Plaintiffs alleged that the 2010 executive compensation program increased the compensation for each executive officer by approximately 60% and up to 160%, although the 2010 return to shareholders was a negative 7.7%. On April 22, 2011, the shareholders, in an advisory vote mandated under the Dodd-Frank Act, voted against the compensation plan by a 62% to 35% margin. Shareholders Plumbers Local No. 137 Pension Fund and Laborers’ Local #231 Pension Fund filed their action against the Umpqua Board on May 25, 2011.

On June 27, 2011, the defendants moved to dismiss, arguing, among other things that plaintiffs failed to allege facts raising certain reasonable doubts that would excuse a presuit demand. Defendants’ two-pronged argument was that: (1) plaintiffs failed to adequately allege that the Board majority was independent and disinterested; and (2) the Board’s decision was the product of a valid business judgment.

Plaintiffs (who were represented by the same counsel who were initially successful in defeating a motion to dismiss in the Cincinnati Bell litigation discussed here) opposed the motion, arguing that: (1) a presuit demand was not required because the Board was not disinterested; and (2) the breach of the fiduciary duty by the Board stripped it of his ability to rely on the business judgment rule (also excusing the presuit demand).

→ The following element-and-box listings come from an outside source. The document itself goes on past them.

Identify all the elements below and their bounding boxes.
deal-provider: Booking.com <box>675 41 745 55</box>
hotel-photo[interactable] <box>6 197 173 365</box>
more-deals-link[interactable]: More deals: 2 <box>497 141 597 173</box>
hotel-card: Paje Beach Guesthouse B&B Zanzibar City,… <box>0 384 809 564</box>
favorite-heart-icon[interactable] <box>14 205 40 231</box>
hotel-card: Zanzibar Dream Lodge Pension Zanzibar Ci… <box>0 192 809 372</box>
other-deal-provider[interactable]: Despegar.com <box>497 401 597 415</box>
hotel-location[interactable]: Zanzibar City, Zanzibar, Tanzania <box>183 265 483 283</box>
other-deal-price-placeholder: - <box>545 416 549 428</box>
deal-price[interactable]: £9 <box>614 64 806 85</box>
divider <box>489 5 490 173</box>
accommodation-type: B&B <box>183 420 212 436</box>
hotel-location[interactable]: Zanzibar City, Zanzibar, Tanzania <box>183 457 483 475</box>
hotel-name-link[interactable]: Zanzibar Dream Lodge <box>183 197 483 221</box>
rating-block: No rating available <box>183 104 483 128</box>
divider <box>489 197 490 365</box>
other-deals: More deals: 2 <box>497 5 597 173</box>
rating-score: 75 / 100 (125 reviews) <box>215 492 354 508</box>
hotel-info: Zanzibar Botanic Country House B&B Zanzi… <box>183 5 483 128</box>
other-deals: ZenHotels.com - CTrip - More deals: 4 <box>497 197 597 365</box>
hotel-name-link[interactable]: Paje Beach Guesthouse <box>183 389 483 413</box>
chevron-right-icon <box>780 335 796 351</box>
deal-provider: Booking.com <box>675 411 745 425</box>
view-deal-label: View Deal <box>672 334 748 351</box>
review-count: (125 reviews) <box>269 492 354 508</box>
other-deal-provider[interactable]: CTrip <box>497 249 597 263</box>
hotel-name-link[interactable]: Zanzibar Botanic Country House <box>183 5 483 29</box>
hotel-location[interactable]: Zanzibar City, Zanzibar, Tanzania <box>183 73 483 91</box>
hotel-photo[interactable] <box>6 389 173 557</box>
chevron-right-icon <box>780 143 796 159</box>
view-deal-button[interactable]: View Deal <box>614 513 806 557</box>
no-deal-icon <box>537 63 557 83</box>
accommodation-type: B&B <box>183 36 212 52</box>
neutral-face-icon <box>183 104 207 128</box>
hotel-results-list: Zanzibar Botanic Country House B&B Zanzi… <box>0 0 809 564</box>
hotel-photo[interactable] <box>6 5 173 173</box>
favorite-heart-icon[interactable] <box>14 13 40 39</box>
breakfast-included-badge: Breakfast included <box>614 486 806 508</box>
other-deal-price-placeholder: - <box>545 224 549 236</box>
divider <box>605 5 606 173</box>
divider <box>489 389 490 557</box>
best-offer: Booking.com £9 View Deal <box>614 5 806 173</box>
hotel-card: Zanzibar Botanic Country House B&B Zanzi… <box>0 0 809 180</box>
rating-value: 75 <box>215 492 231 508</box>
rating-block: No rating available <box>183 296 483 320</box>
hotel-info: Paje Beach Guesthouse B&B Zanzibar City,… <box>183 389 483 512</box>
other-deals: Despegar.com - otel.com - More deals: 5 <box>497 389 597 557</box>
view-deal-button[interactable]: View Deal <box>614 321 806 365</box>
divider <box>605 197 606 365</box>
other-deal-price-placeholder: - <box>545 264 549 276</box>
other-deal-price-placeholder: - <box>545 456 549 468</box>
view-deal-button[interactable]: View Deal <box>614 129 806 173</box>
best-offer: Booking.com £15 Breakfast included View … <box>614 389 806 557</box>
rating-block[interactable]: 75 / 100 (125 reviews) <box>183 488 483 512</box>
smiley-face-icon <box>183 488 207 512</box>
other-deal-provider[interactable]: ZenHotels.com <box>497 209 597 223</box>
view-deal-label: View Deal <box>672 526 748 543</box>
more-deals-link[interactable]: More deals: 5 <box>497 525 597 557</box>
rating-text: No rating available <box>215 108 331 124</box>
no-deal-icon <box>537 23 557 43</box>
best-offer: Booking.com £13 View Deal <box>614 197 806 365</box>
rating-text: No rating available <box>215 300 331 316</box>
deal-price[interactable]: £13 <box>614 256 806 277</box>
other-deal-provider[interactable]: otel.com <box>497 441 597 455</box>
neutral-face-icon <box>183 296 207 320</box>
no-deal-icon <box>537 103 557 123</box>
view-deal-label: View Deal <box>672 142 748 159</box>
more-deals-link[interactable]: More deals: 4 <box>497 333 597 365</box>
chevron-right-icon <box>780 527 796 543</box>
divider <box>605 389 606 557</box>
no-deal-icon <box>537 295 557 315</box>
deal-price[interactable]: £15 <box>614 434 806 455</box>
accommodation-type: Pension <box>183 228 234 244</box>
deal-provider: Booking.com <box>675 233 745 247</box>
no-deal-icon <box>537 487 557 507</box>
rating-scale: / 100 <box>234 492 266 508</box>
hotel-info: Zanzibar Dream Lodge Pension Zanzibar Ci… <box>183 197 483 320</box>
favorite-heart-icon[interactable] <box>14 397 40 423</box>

Focusing on the Board’s interest and independence, Magistrate Judge Acosta said "the court determines only whether the board’s alleged interest in the compensation decision would have precluded it, in response to a demand, from conducting an objective and unbiased assessment of a shareholder challenge to the appropriateness of that decision." Defendants argued that only one Board member, the CEO, was impacted by the compensation plan (meaning the majority was disinterested), while plaintiffs argued that demand may be excused where, as here, that board member is in a leadership position or otherwise wields significant influence. Plaintiffs also argued that the remaining directors were not disinterested because they face a substantial likelihood of liability in this derivative action.

The Court quickly rejected the "likelihood-of-liability-from-the-lawsuit" argument, pointing out that it "would permit every derivative action plaintiff to argue that demand is futile and need not be made because no board would be able to act objectively in evaluating a presuit demand," and that "[s]uch a result would effectively erase the demand requirement and negate its purpose." With respect to the claimed influence wielded by the CEO, Magistrate Judge Acosta noted that plaintiffs failed "to provide particularized factual allegations" to support that argument.

Turning to the exercise of business judgment, Magistrate Judge Acosta stated that "the plaintiffs must plead particularized facts sufficient to raise (1) a reason to doubt that the action was taken honestly and in good faith or (2) a reason to doubt that the board was adequately informed in making the decision" (internal quotations and citations omitted). The Court agreed with defendants that compensation determinations are typically within the business judgment of the board and concluded that the allegations regarding the board’s decision failed to overcome the presumption that the board exercised business judgment. For example, the Court noted, the Board did not directly defy or violate any Umpqua bylaw, any shareholder agreement, or any legally mandated disclosure or reporting requirement, but, instead relied on a policy. Magistrate Judge Acosta also found that plaintiffs’ conclusory allegations that the approved level of compensation was inconsistent with general corporate performance was not sufficient to create a reasonable doubt that the Board took this action honestly and in good faith or that it was adequately informed in making the decision.

Magistrate Judge Acosta recommended that because plaintiffs failed to make a presuit demand and did not allege facts that would excuse it from such a demand, the lawsuit should be dismissed. His recommendation is to dismiss the suit without prejudice, which would allow plaintiffs an opportunity to amend the complaint. Plaintiffs are required to file any objections to the Findings and Recommendations by January 25, 2012 which will be considered by District Judge Mosman.